In 2013, a terracotta work by Lucio Fontana, Concetto Spaziale, c. 1960-65, held in a private Belgian collection, was irrecoverably destroyed when it fell. The owner was compensated for the loss by the insurer AXA ART, represented in Belgium by the insurer Jean Verheyen S.A.
However, AXA ART decided to conserve the many fragments of the piece and to entrust them to the art restoration school, La Cambre in Brussels, to carry out a study of the work and to examine the possibilities for its conservation. This collaboration between an insurance company and an art restoration school also served the purpose of promoting the training of young restoration students and entrusting them with the work of a major 20th century artist.

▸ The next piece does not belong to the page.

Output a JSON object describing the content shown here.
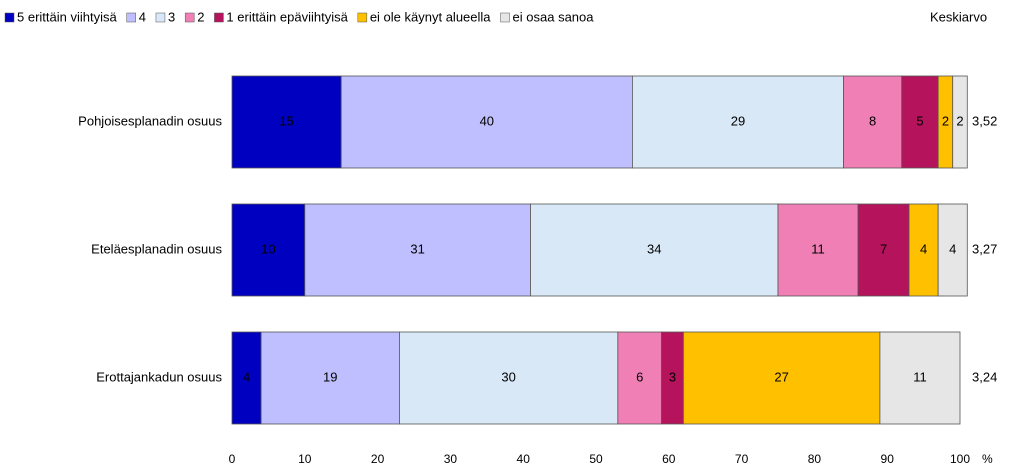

The decision was made to carry out an “archaeological” type of conservation, consisting of a simple assembly of the fragments. The various missing pieces and fractures were left apparent, to draw the attention of museum curators and collectors to the risks of damage to artworks and the means of damage prevention.
It is important to highlight the meticulous work of the restorer Sophie Genin, who dusted off and cleaned each fragment, some of which were smaller than a grain of rice, and who assembled over one hundred fragments.
As insurers, AXA ART and Jean Verheyen S.A. strive to go beyond their roles related to compensation for financial loss by always keeping in mind the emotional and cultural value of works of art and collections. AXA ART conferred on Jean Verheyen S.A. the high quality of underwriting for its Belgian portfolio because Verheyen’s family-based and personalized approach has been recognized through its advice and expertise for over a century. The two companies are involved in risk prevention and research and they are committed to the preservation and protection of artistic heritage.